Google officially released Android 10, the first version of the software with a non-dessert name. The update, formerly known as Android Q, is rolling out to Pixel phones Tuesday and will be available to other Android handsets later this year.
Besides the new naming scheme, Android 10 comes with a ton of features, including a new dark mode, privacy controls, and Live Captions.
Despite the long list of improvements, the new “dark theme” is likely to be be one of the more popular features of the update. The battery-saving setting, which you can enable in Android’s quick settings, will change the background of system-wide menus to black, as well as certain Google apps like Photos and Calendar. Google also allows third-party developers to support the feature, so you should see more of your apps going dark over time.
Google notes that the dark color scheme can have a significant impact on battery life for phones with OLED displays, and dark mode will automatically be flipped on when you enable battery-saving mode.
Android 10 also comes with Live Captions built in, a new feature that automatically generates captions in real-time for any audio playing on your phone, including phone calls, videos, and podcasts. The feature, which Google debuted earlier this year at I/O, works even when your phone is offline.
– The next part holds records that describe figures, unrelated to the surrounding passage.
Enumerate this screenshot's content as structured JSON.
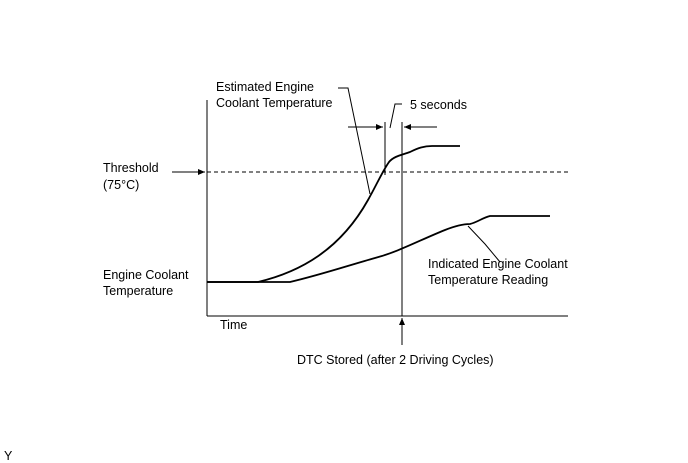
{
  "diagram": {
    "labels": {
      "estimated_line1": "Estimated Engine",
      "estimated_line2": "Coolant Temperature",
      "five_seconds": "5 seconds",
      "threshold_line1": "Threshold",
      "threshold_line2": "(75°C)",
      "y_axis_line1": "Engine Coolant",
      "y_axis_line2": "Temperature",
      "x_axis": "Time",
      "indicated_line1": "Indicated Engine Coolant",
      "indicated_line2": "Temperature Reading",
      "dtc_stored": "DTC Stored (after 2 Driving Cycles)",
      "corner_mark": "Y"
    }
  }
}
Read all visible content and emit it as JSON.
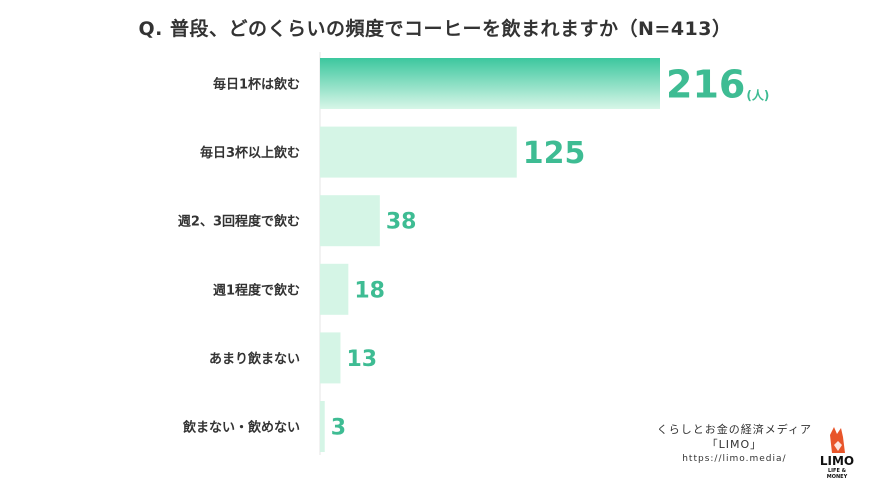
{
  "chart_data": {
    "type": "bar",
    "orientation": "horizontal",
    "title": "Q. 普段、どのくらいの頻度でコーヒーを飲まれますか（N=413）",
    "unit": "(人)",
    "categories": [
      "毎日1杯は飲む",
      "毎日3杯以上飲む",
      "週2、3回程度で飲む",
      "週1程度で飲む",
      "あまり飲まない",
      "飲まない・飲めない"
    ],
    "values": [
      216,
      125,
      38,
      18,
      13,
      3
    ],
    "xlim": [
      0,
      216
    ],
    "grid": false,
    "colors": {
      "bar": "#d5f5e6",
      "bar_top_gradient_start": "#3cc79e",
      "bar_top_gradient_end": "#d8f6e8",
      "value_label": "#3ebc93",
      "category_label": "#333333"
    }
  },
  "footer": {
    "line1": "くらしとお金の経済メディア",
    "line2": "「LIMO」",
    "url": "https://limo.media/"
  },
  "logo": {
    "text": "LIMO",
    "sub": "LIFE & MONEY",
    "icon": "fox-icon",
    "color": "#e8552a"
  }
}
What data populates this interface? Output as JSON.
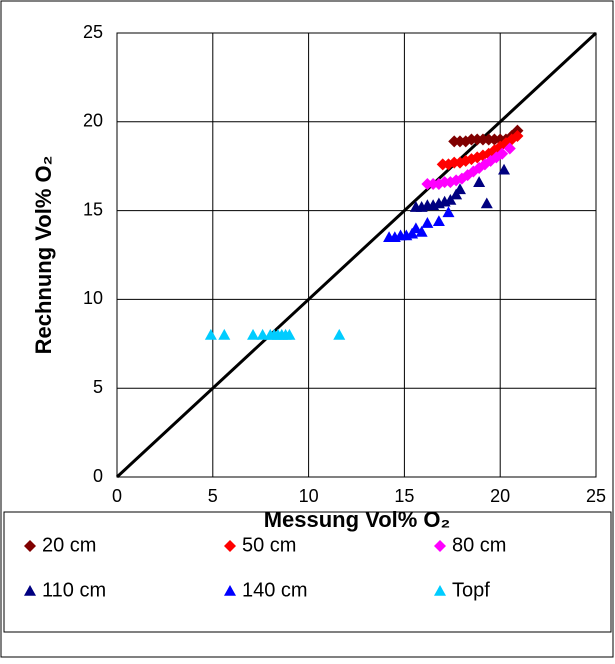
{
  "chart_data": {
    "type": "scatter",
    "x_label": "Messung Vol% O₂",
    "y_label": "Rechnung Vol% O₂",
    "xlim": [
      0,
      25
    ],
    "xticks": [
      0,
      5,
      10,
      15,
      20,
      25
    ],
    "ylim": [
      0,
      25
    ],
    "yticks": [
      0,
      5,
      10,
      15,
      20,
      25
    ],
    "grid": true,
    "identity_line": {
      "x": [
        0,
        25
      ],
      "y": [
        0,
        25
      ],
      "color": "#000000"
    },
    "series": [
      {
        "name": "20 cm",
        "color": "#800000",
        "marker": "diamond",
        "x": [
          17.6,
          17.9,
          18.2,
          18.5,
          18.8,
          19.1,
          19.4,
          19.7,
          20.0,
          20.3,
          20.6,
          20.9
        ],
        "values": [
          18.9,
          18.9,
          18.9,
          19.0,
          19.0,
          19.0,
          19.0,
          19.0,
          19.0,
          19.0,
          19.2,
          19.5
        ]
      },
      {
        "name": "50 cm",
        "color": "#ff0000",
        "marker": "diamond",
        "x": [
          17.0,
          17.3,
          17.6,
          17.9,
          18.2,
          18.5,
          18.8,
          19.1,
          19.4,
          19.7,
          20.0,
          20.3,
          20.6,
          20.9
        ],
        "values": [
          17.6,
          17.6,
          17.7,
          17.7,
          17.8,
          17.9,
          18.0,
          18.1,
          18.2,
          18.4,
          18.6,
          18.8,
          19.0,
          19.2
        ]
      },
      {
        "name": "80 cm",
        "color": "#ff00ff",
        "marker": "diamond",
        "x": [
          16.2,
          16.5,
          16.8,
          17.1,
          17.4,
          17.7,
          18.0,
          18.3,
          18.6,
          18.9,
          19.2,
          19.5,
          19.8,
          20.1,
          20.5
        ],
        "values": [
          16.5,
          16.5,
          16.5,
          16.6,
          16.6,
          16.7,
          16.8,
          17.0,
          17.2,
          17.4,
          17.6,
          17.8,
          18.0,
          18.2,
          18.5
        ]
      },
      {
        "name": "110 cm",
        "color": "#000080",
        "marker": "triangle",
        "x": [
          15.6,
          15.9,
          16.2,
          16.5,
          16.8,
          17.1,
          17.4,
          17.7,
          17.9,
          18.9,
          19.3,
          20.2
        ],
        "values": [
          15.2,
          15.2,
          15.3,
          15.3,
          15.4,
          15.5,
          15.6,
          15.9,
          16.2,
          16.6,
          15.4,
          17.3
        ]
      },
      {
        "name": "140 cm",
        "color": "#0000ff",
        "marker": "triangle",
        "x": [
          14.2,
          14.5,
          14.8,
          15.1,
          15.4,
          15.6,
          15.9,
          16.2,
          16.8,
          17.3
        ],
        "values": [
          13.5,
          13.5,
          13.6,
          13.6,
          13.7,
          14.0,
          13.8,
          14.3,
          14.4,
          14.9
        ]
      },
      {
        "name": "Topf",
        "color": "#00ccff",
        "marker": "triangle",
        "x": [
          4.9,
          5.6,
          7.1,
          7.6,
          8.0,
          8.2,
          8.4,
          8.6,
          8.8,
          9.0,
          11.6
        ],
        "values": [
          8.0,
          8.0,
          8.0,
          8.0,
          8.0,
          8.0,
          8.0,
          8.0,
          8.0,
          8.0,
          8.0
        ]
      }
    ]
  }
}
And though my early demo of the feature had a couple issues, it could be a pretty big deal for accessibility.
Other changes include new iPhone-like navigational gestures Google says are optimized for edge-to-edge displays, faster security updates, and more control over location tracking and ad tracking settings.
On the digital wellbeing side, Google is also introducing new notifications controls, which lets you silence specific alerts, and a new “focus mode,” which lets you temporarily “pause” apps that could be a distraction. Focus mode is still in beta for now but Google is allowing people to sign up to beta test the feature.
As in previous years, Android 10 will first be available to Pixel phone owners, with others slated to get the update later “this year.” Depending on what type of phone you have, that could mean you’ll have to wait weeks or months before you’ll have the chance to update. Though Google has made progress getting phone makers to push updates more quickly, Android still has a notoriously slow adoption rate when it comes to new releases.